More than a Feeling: Love 2.0: How Our Supreme Emotion Affects Everything We Feel, Think, Do, and Become
by Barbara L. Fredrickson
Hudson Street Press, 2013 ($25.95)

Emotion researcher Fredrickson wants to revamp our view of love. In Love 2.0., she has us reimagine love as a series of micromoments in which any two people, even strangers, can click with each other. This feeling might pop up multiple times a day, perhaps when smiling at a stranger or striking up a conversation while waiting in line for coffee.

Fredrickson builds her case by expanding on research that shows how sharing a strong bond with another person alters our brain chemistry. She describes a study in which best friends' brains nearly synchronize when exchanging stories, even to the point where the listener can anticipate what the storyteller will say next. Fredrickson takes the findings a step further, concluding that having positive feelings toward someone, even a stranger, can elicit similar neural bonding.

This leap, however, is not supported by the study and fails to bolster her argument. In fact, most of the evidence she uses to support her theory of love falls flat. She leans heavily on subjective reports of people who feel more connected with others after engaging in mental exercises such as meditation, rather than on more objective studies that measure brain activity associated with love.

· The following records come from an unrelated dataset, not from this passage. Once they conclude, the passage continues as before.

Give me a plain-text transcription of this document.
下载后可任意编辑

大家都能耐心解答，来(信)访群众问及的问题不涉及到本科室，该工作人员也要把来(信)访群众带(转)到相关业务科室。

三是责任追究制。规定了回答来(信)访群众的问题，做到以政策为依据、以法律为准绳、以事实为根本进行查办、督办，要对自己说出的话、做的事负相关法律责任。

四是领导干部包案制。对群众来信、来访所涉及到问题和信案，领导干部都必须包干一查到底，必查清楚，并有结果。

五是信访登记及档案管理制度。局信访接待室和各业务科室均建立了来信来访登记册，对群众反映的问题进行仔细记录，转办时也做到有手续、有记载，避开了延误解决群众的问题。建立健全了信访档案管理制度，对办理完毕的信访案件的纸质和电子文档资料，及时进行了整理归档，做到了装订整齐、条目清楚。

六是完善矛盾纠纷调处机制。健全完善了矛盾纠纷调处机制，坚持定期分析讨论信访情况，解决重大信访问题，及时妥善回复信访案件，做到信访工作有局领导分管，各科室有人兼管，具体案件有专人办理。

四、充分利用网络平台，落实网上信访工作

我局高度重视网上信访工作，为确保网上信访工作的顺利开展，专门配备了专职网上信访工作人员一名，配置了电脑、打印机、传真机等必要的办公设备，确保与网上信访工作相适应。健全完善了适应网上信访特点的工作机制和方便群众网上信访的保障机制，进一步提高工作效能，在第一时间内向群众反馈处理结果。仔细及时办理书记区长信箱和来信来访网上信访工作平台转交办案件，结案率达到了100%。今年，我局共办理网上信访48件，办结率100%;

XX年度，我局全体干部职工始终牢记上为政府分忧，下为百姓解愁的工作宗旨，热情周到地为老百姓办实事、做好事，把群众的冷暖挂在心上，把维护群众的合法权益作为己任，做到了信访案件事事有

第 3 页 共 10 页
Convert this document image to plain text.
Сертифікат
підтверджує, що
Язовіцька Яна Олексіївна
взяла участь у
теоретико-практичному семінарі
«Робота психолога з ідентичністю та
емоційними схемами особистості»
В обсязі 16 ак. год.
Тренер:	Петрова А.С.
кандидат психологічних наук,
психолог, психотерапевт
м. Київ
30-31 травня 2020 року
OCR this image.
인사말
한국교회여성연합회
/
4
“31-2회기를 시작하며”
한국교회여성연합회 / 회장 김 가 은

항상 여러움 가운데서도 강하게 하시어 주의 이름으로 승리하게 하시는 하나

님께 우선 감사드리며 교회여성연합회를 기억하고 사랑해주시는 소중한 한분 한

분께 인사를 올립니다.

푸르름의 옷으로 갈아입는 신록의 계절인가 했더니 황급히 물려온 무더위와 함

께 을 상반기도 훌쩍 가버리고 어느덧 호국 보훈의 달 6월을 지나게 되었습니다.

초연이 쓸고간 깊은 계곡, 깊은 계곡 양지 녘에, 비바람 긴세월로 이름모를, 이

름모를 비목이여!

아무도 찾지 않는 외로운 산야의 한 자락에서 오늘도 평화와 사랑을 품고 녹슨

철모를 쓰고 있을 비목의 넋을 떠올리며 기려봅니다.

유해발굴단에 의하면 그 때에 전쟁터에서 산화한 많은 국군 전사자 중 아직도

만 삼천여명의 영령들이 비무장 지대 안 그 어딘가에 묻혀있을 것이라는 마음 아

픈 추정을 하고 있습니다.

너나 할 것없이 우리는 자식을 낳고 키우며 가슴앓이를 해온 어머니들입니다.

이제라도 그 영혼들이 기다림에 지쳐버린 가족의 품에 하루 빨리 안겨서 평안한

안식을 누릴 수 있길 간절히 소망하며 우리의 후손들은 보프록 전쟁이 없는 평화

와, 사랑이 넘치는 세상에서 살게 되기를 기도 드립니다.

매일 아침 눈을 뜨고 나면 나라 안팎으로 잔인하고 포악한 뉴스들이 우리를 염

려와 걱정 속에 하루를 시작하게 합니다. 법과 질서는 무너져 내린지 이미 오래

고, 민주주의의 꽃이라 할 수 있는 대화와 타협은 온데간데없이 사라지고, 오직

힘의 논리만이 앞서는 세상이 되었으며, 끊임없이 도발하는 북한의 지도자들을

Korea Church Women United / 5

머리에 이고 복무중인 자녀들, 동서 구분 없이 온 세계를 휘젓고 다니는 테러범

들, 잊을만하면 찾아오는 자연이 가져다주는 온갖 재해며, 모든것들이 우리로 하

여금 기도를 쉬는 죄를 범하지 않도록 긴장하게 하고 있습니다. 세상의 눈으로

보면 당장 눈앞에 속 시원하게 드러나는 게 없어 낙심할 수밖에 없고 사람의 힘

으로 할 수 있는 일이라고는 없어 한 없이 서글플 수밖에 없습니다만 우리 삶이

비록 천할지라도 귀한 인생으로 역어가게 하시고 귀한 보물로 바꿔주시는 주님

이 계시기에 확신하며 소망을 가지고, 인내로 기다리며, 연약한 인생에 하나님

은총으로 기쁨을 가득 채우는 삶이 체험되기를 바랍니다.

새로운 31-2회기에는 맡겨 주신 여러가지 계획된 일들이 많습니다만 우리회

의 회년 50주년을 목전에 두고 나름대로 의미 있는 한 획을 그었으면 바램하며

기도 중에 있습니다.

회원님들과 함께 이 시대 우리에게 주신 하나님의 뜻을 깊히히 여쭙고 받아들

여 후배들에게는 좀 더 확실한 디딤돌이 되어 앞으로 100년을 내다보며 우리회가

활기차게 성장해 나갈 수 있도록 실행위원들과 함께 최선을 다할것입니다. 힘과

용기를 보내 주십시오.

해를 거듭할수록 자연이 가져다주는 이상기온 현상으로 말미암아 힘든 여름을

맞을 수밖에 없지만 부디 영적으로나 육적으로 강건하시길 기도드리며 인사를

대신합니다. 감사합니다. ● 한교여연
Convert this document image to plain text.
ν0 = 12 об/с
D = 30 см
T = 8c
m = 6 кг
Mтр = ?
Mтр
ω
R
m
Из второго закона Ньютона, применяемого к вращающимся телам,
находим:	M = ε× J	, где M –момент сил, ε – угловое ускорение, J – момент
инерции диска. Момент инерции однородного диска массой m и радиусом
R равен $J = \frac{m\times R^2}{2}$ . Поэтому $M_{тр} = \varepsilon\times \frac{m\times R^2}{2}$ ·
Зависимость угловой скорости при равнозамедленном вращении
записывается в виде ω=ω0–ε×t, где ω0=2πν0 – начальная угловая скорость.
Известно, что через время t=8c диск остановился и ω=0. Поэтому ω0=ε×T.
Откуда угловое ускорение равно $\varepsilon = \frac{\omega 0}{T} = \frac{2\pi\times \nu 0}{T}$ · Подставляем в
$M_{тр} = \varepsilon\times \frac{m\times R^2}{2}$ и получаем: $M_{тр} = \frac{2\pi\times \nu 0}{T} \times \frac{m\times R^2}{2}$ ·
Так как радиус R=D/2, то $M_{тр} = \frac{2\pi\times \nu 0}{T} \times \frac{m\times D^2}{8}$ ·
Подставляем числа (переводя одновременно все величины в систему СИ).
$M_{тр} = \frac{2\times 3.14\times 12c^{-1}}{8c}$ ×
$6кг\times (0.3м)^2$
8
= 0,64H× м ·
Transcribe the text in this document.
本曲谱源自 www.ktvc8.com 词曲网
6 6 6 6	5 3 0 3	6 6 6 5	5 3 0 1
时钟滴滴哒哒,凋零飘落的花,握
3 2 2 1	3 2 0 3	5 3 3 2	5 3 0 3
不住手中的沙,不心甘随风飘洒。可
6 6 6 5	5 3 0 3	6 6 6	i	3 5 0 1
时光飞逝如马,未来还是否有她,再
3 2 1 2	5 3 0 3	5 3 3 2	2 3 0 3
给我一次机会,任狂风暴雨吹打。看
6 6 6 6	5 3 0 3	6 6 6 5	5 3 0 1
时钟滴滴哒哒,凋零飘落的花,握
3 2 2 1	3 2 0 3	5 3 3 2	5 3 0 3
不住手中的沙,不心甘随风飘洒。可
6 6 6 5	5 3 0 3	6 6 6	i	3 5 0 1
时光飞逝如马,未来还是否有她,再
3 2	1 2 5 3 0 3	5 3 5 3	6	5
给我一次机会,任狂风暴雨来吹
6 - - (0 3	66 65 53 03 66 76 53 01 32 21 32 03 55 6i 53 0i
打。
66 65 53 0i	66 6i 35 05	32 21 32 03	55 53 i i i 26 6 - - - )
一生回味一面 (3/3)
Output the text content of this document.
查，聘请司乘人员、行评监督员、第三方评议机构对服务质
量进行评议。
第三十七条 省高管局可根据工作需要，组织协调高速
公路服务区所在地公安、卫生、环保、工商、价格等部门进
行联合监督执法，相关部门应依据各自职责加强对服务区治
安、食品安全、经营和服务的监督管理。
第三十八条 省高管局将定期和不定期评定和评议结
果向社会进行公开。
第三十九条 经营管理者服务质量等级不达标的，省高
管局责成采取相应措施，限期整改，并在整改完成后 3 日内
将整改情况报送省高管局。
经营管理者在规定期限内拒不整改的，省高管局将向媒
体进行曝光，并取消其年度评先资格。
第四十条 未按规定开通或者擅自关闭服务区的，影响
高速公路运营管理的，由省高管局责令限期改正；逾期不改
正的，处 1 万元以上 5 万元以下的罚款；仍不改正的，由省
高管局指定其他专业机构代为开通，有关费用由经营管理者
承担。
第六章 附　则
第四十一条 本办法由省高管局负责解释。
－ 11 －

Fredrickson's strongest section is her exploration of how we can turn her insights into practice. For instance, she argues that loving-kindness meditation, which focuses on directing good-hearted wishes to others, can enhance our ability to connect. In one study, she found that regular use of this practice strengthens vagal tone, a measure of the vagus nerve, which relays sensory information between the brain and other areas. People with higher vagal tone are physically healthier, exhibiting less inflammation associated with cancer, and are more adept at bonding with others.

Love 2.0 offers a new perspectiveon a well-worn topic. Despite the book's flaws, Fredrickson's aim in broadening our view of the emotion is to spread the love. A worthy goal.